The Smithsonian American Art Museum and its Renwick Gallery are now open, with timed-entry passes required for the main building. All public programs are online only, on-site public tours and events are currently suspended.
KERRY JAMES MARSHALL: Cornel West had a phrase that I was really struck by when I first read it. He said, "There are things that you cannot not know." When it comes to history, and in particular to the history of African Americans, or Africans in America, there are things that you cannot not know.
Really, in order to have a complete understanding of where you are situated in your own present moment, you have to locate yourself in relationship to some parts of history. That's a lot of what this picture is kind of about.
If you came to my house and looked through my library, you would see my wife and I have a huge concentration of books that are on African history, African-American history, American history, African culture. All of those different aspects of the history of Black people from around the world. If you look through the titles of the books, you'll see that the range of subjects that they cover relative to Black history, culture, and also the kinds of stories that Black people tell is really broad.
A part of the reason some of those titles are there is to introduce some of those authors and some of those books to the art viewing public.

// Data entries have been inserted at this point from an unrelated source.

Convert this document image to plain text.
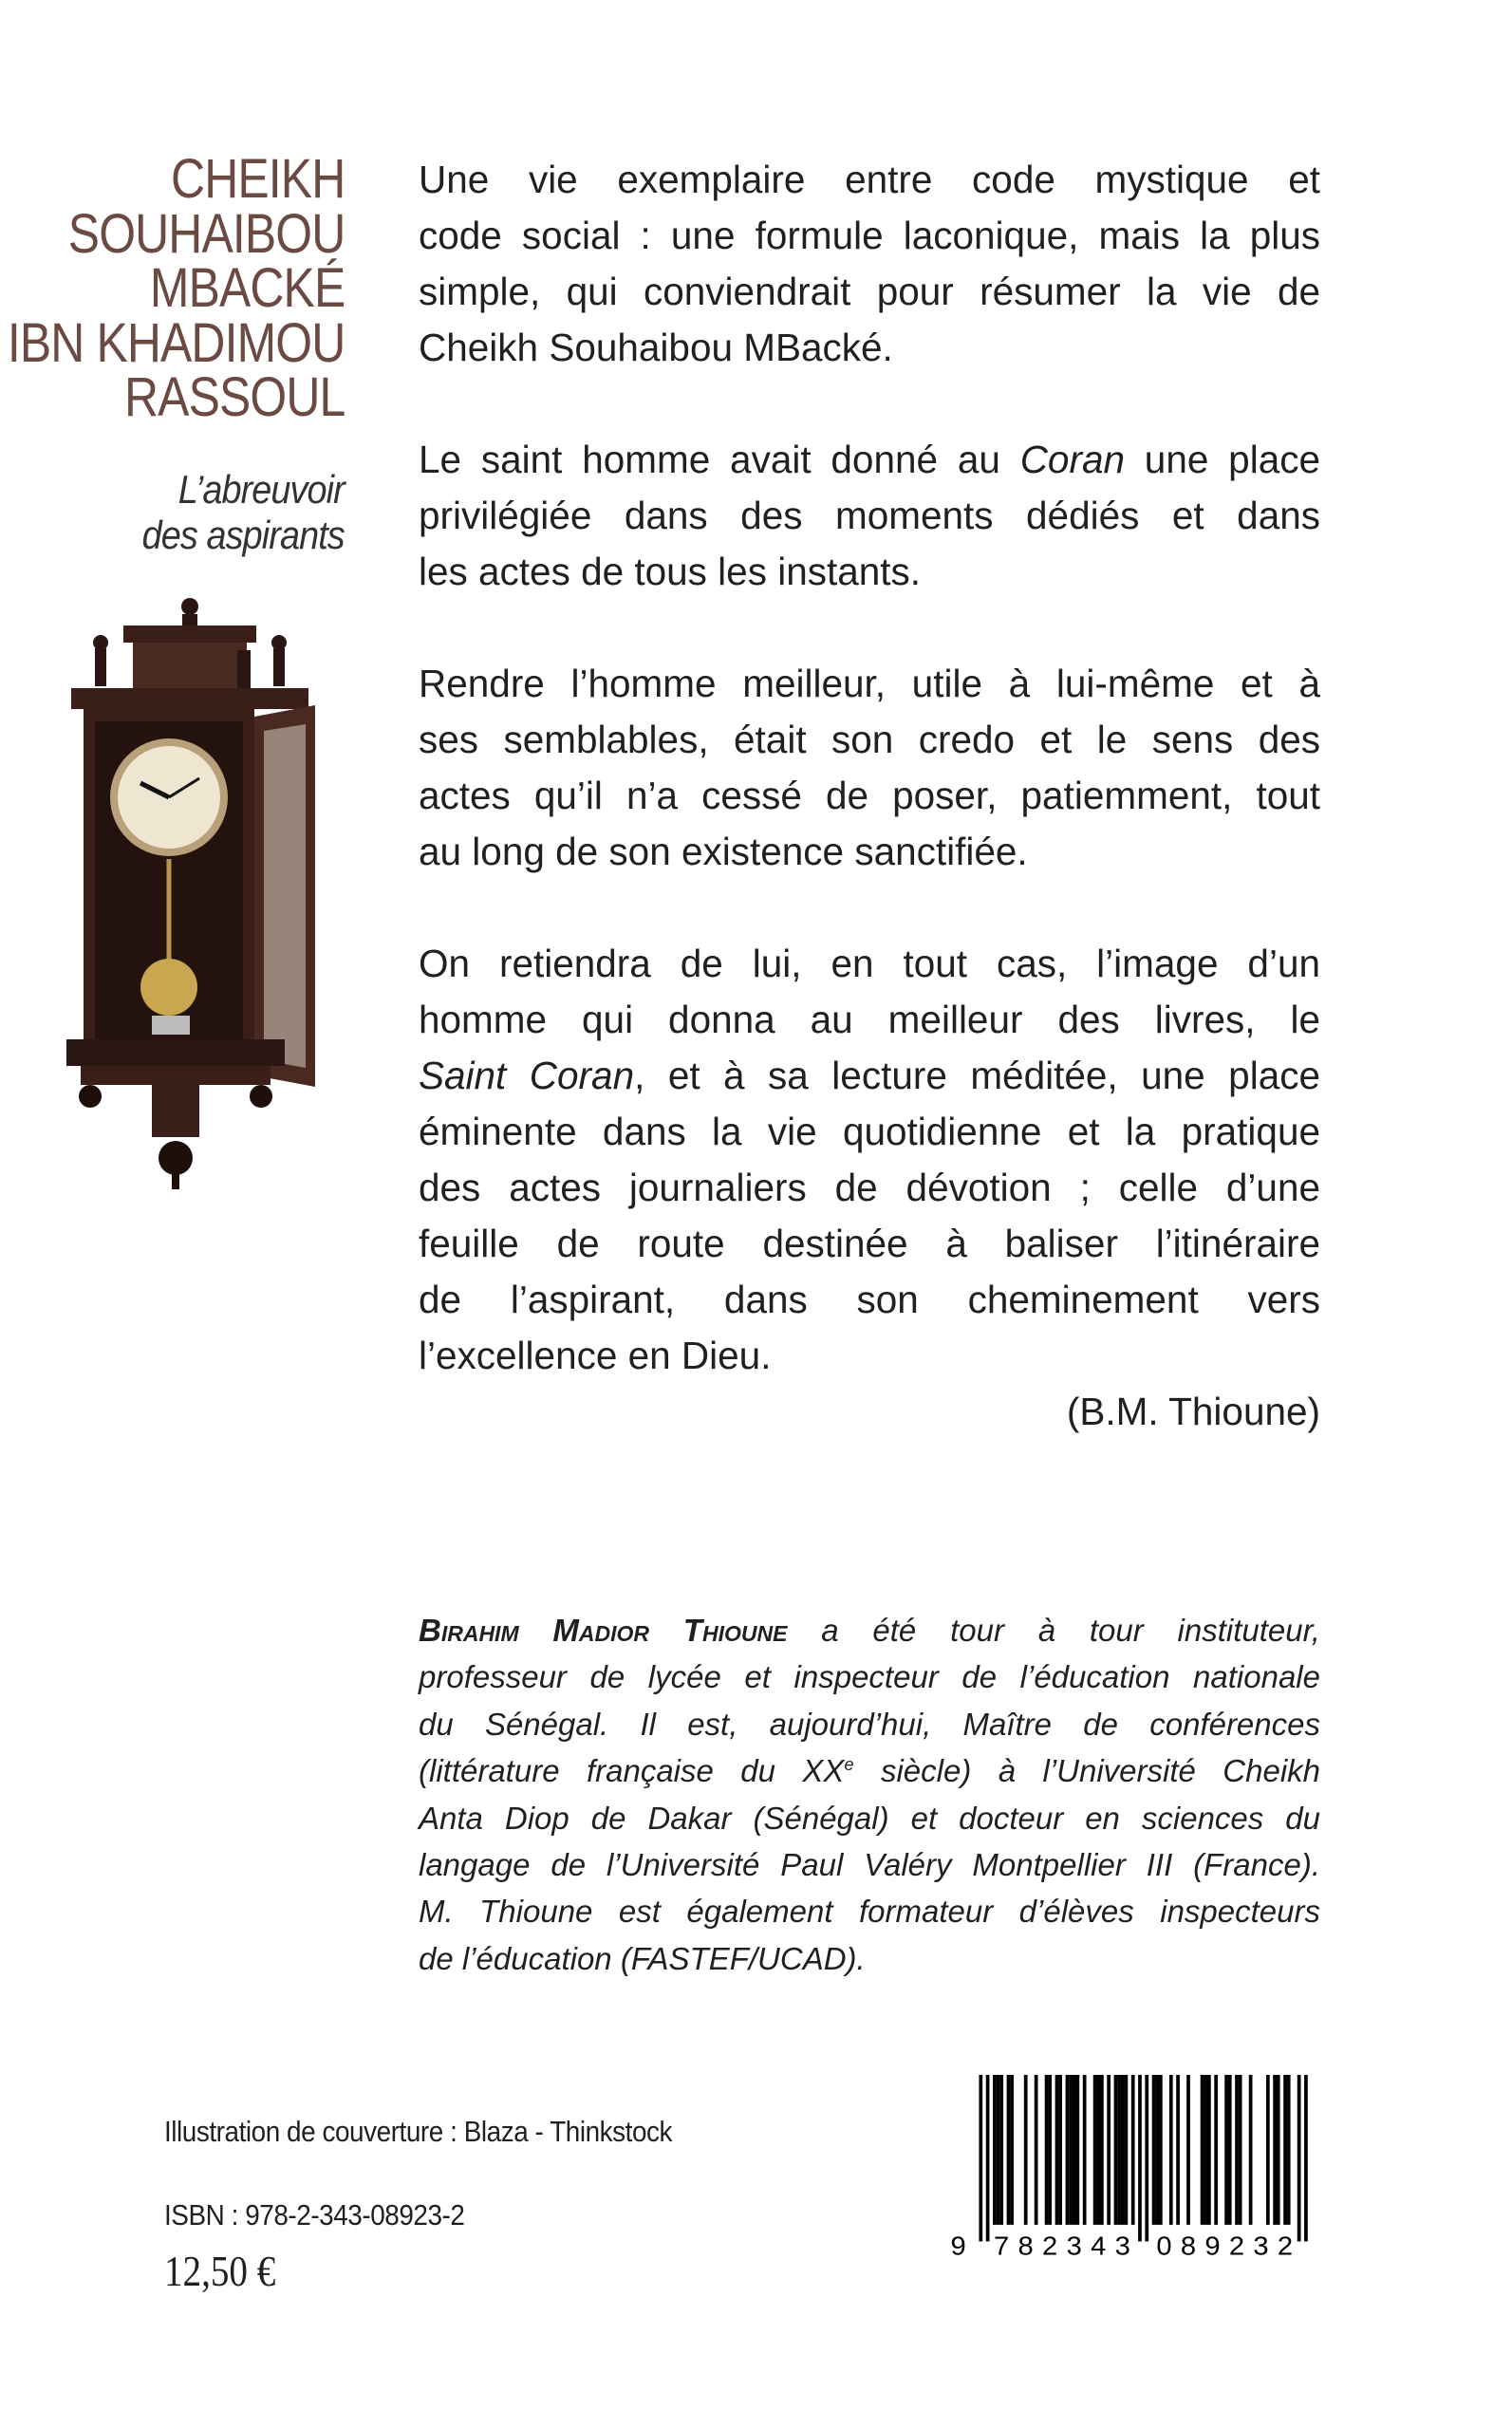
CHEIKH
SOUHAIBOU
MBACKÉ
IBN KHADIMOU
RASSOUL
L’abreuvoir
des aspirants
Une vie exemplaire entre code mystique et
code social : une formule laconique, mais la plus
simple, qui conviendrait pour résumer la vie de
Cheikh Souhaibou MBacké.
Le saint homme avait donné au Coran une place
privilégiée dans des moments dédiés et dans
les actes de tous les instants.
Rendre l’homme meilleur, utile à lui-même et à
ses semblables, était son credo et le sens des
actes qu’il n’a cessé de poser, patiemment, tout
au long de son existence sanctifiée.
On retiendra de lui, en tout cas, l’image d’un
homme qui donna au meilleur des livres, le
Saint Coran, et à sa lecture méditée, une place
éminente dans la vie quotidienne et la pratique
des actes journaliers de dévotion ; celle d’une
feuille de route destinée à baliser l’itinéraire
de l’aspirant, dans son cheminement vers
l’excellence en Dieu.
(B.M. Thioune)
Birahim Madior Thioune a été tour à tour instituteur,
professeur de lycée et inspecteur de l’éducation nationale
du Sénégal. Il est, aujourd’hui, Maître de conférences
(littérature française du XXe siècle) à l’Université Cheikh
Anta Diop de Dakar (Sénégal) et docteur en sciences du
langage de l’Université Paul Valéry Montpellier III (France).
M. Thioune est également formateur d’élèves inspecteurs
de l’éducation (FASTEF/UCAD).
Illustration de couverture : Blaza - Thinkstock
ISBN : 978-2-343-08923-2
12,50 €
9	7 8 2 3 4 3	0 8 9 2 3 2
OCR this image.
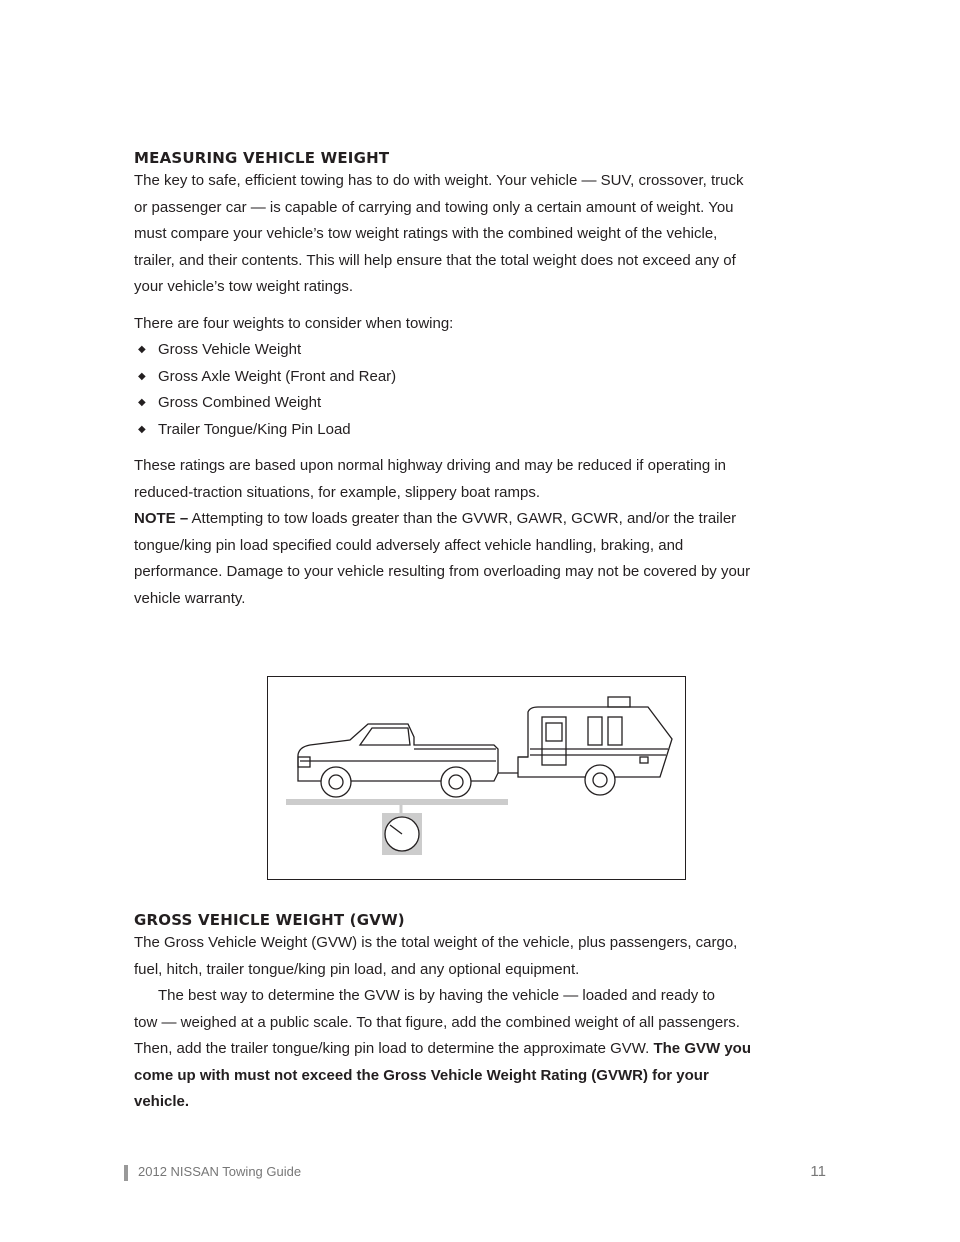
MEASURING VEHICLE WEIGHT

The key to safe, efficient towing has to do with weight. Your vehicle — SUV, crossover, truck

or passenger car — is capable of carrying and towing only a certain amount of weight. You

must compare your vehicle’s tow weight ratings with the combined weight of the vehicle,

trailer, and their contents. This will help ensure that the total weight does not exceed any of

your vehicle’s tow weight ratings.

There are four weights to consider when towing:

◆ Gross Vehicle Weight
◆ Gross Axle Weight (Front and Rear)
◆ Gross Combined Weight
◆ Trailer Tongue/King Pin Load

These ratings are based upon normal highway driving and may be reduced if operating in

reduced-traction situations, for example, slippery boat ramps.

NOTE – Attempting to tow loads greater than the GVWR, GAWR, GCWR, and/or the trailer

tongue/king pin load specified could adversely affect vehicle handling, braking, and

performance. Damage to your vehicle resulting from overloading may not be covered by your

vehicle warranty.

GROSS VEHICLE WEIGHT (GVW)

The Gross Vehicle Weight (GVW) is the total weight of the vehicle, plus passengers, cargo,

fuel, hitch, trailer tongue/king pin load, and any optional equipment.

The best way to determine the GVW is by having the vehicle — loaded and ready to

tow — weighed at a public scale. To that figure, add the combined weight of all passengers.

Then, add the trailer tongue/king pin load to determine the approximate GVW. The GVW you

come up with must not exceed the Gross Vehicle Weight Rating (GVWR) for your

vehicle.

2012 NISSAN Towing Guide	11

The painting is as much an invitation to also come to know as it is demonstration of the kind of conflicts in knowledge that somebody who has already arrived at this knowledge might experience.
Our conception of what constitutes the best that can be done in artwork still revolves around those paintings that are the foundation of art history, and those paintings all have a European origin. Our concept of what's beautiful and what's important operates within that realm, as well. For me, as an African American or a Black person going to the museum and looking at those works, even though I like a lot of things I might be looking at, there really is a limit to your ability to appreciate things that don't include you as a fundamental part of their value system.
For me, the only way to really come to terms with that is to introduce images that contain Black figures and not Black figures they were marginal in terms of their position in the narrative but central to the narrative. I committed myself to only making Black figures in my paintings because there are not enough paintings in museums anywhere, really, that have black figures as the central subject of those pictures.
One of the devices artists use to encourage people to think again about the importance of a thing is to change the scale of the object. If you have things that we're used to seeing in a really small format, if you double that size or increase it exponentially, then all the sudden it assumes a lot more importance than it would have if it remained at the scale that we commonly experience those things at.
I did make the frame. It's a way of kind of locating it amongst the kind of common, popular, vernacular approach. It seems like something that’s more familiar to people who often think of museums and artworks as really, really distant from their experiences. If you come up to a thing that has got this really ornate, gold frame and you look at the picture inside and you don't like it, then that becomes that thing where people say, “Well, I just must not be smart enough.” Those people don't come back to the museum, more times than not.
A part of what I was trying to do was to create a garment that didn't have a place in time—that couldn't be located as a kind of ‘70s fashion, or ‘80s fashion, or ‘50s fashion because there's nothing like that that has ever existed. It becomes a curious artifact of the picture. It's sort of this ambivalent zone, too, so you can't quite place it. You don't quite know what it is. It's odd, and it's sort of intriguing in a way. So that's a part of what I was trying to do. This is early on in the process. I had never really sewn a thing before in my life.
I wanted to try to convey, or at least give people access to, was a certain level of ambivalence in what the character or the figure was thinking after having read through and gone through some of those books. The thought balloons there and the phrase, “SOB, SOB,” those two sounds. Yes, it's, on the one hand, a kind of sad recognition of some sort of painful insight, maybe. But on the other side of it, it's a fairly powerful rebuke of some of the things you might have come to learn in history. I think that ambivalence, that place in between where you experience both a certain sadness and also a certain kind of anger about the things that you've discovered. This is really a part of what the picture is about. Then the question becomes after you began to know those things that one cannot not know, then what do you do with that information? What do you do with it? What do you do about it?
The most important achievement I can make, on the one hand, is to first have this work have arrived at the Smithsonian. The fact that it's here is a great achievement. Anybody who walks through the building can look at it or not look at it, but if it wasn't there, then they wouldn't have that option. Then by the extension from there, it becomes as much a part of the narrative what has value in art history as anything that had already been there. Those two things are more important for me than anything else that accompanies what people call success in the art world. That matters the most.
When I hear from some young person that they saw a picture of mine and that it had an impact on them, I feel that, well, I guess it's a good day and it's all been worthwhile.
An interview with artist Kerry James Marshall at the Smithsonian American Art Museum. Kerry James Marshall is one of the leading contemporary painters of his generation. Over the span of his career, he has become internationally known for monumental images of African American history and culture.